The seat is one of two that is likely to need a new senator next year as a result of the primary. Montgomery County Sen. Jamie Raskin, who won the Democratic primary in the 8th Congressional District, will have the advantage in the general election in the Democratic stronghold.
State Democratic leaders generally stay out of the process while hoping the district committees choose an up-and-comer who can hold the seat a long time and build the party's bench strength. State Senate President Thomas V. Mike Miller declined through a spokesman to discuss the 40th District seat.
Central committee members are generally little-known officials who nevertheless are party insiders.
If an unpaid committee member can win the support of enough colleagues, he or she can be appointed to a $45,207-a-year part-time job as a Maryland state legislator.
One of the 40th District committee members, Arlene Fisher, said that while she would not seek the Senate seat, she might be interested in serving in the House if one of the district's delegates were chosen.
Political observers agree that if Pugh advocates for a successor, her views would carry weight with the committee.
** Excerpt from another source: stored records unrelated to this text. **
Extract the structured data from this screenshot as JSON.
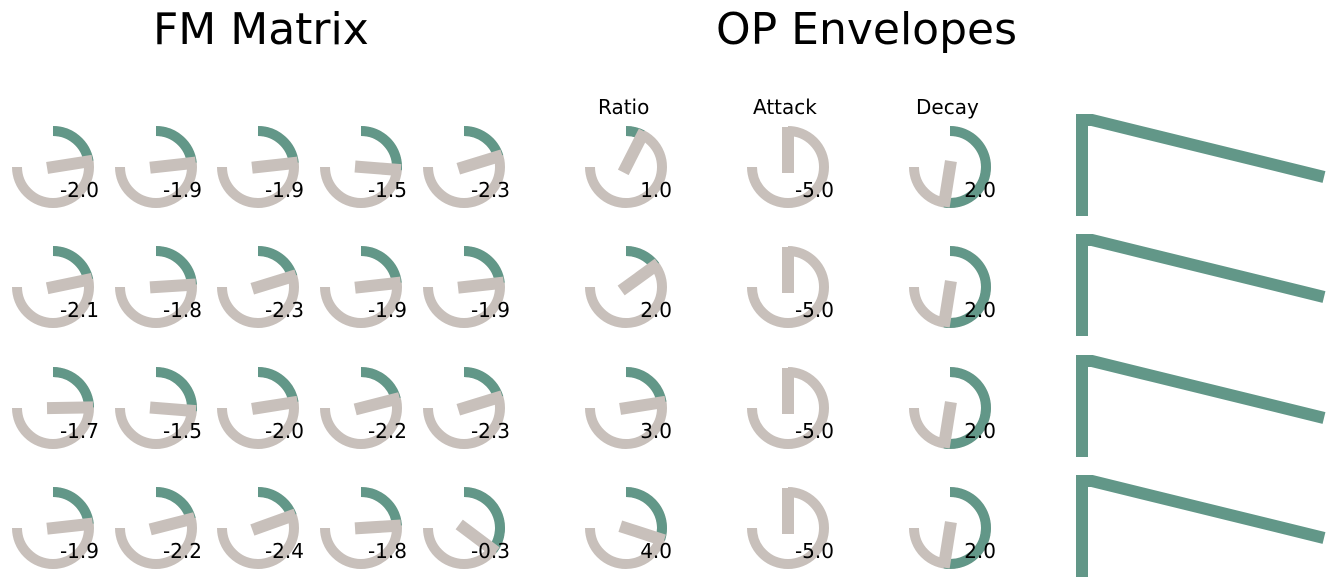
{
  "colors": {
    "accent": "#629788",
    "track": "#c8c0bb",
    "background": "#ffffff",
    "text": "#000000"
  },
  "titles": {
    "fm_matrix": "FM Matrix",
    "op_envelopes": "OP Envelopes"
  },
  "column_labels": {
    "ratio": "Ratio",
    "attack": "Attack",
    "decay": "Decay"
  },
  "fm_matrix": [
    [
      "-2.0",
      "-1.9",
      "-1.9",
      "-1.5",
      "-2.3"
    ],
    [
      "-2.1",
      "-1.8",
      "-2.3",
      "-1.9",
      "-1.9"
    ],
    [
      "-1.7",
      "-1.5",
      "-2.0",
      "-2.2",
      "-2.3"
    ],
    [
      "-1.9",
      "-2.2",
      "-2.4",
      "-1.8",
      "-0.3"
    ]
  ],
  "operators": [
    {
      "ratio": "1.0",
      "attack": "-5.0",
      "decay": "2.0"
    },
    {
      "ratio": "2.0",
      "attack": "-5.0",
      "decay": "2.0"
    },
    {
      "ratio": "3.0",
      "attack": "-5.0",
      "decay": "2.0"
    },
    {
      "ratio": "4.0",
      "attack": "-5.0",
      "decay": "2.0"
    }
  ],
  "knob_ranges": {
    "fm_matrix": [
      -5,
      5
    ],
    "ratio": [
      0,
      10
    ],
    "attack": [
      -5,
      5
    ],
    "decay": [
      -5,
      5
    ]
  },
  "envelope_icon": "envelope-shape-icon"
}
But Fisher said a mayoral recommendation isn't a guarantee.
"She can recommend, but it won't necessarily be a slam-dunk," she said.
Tarrant, who said he's "absolutely interested" in returning to Annapolis, noted that any incoming mayor can exert influence over committee members.
"The mayor would have that option because they're hiring people," he said.
Mosby said he has not reached out to anyone on the committee, nor has he sought support for an appointment. He said he was "flattered" that his name has been mentioned.
Hayes said he hasn't talked to central committee members about the seat but is "definitely interested in it." While Hayes amassed more votes than his two veteran colleagues in the 2014 Democratic primary, he endorsed Pugh's rival, former Mayor Sheila Dixon, in the mayor's race.
Robinson, who has served in the House since 2007, said she would "most definitely" be interested in the seat but considered the matter "too soon to discuss." The third delegate from that district, Frank Conaway Jr., could not be reached for comment.
Assuming Pugh wins in November, the process would begin when she resigns to move to City Hall in December. Typically the party solicits resumes, and the central committee interviews applicants before making a decision.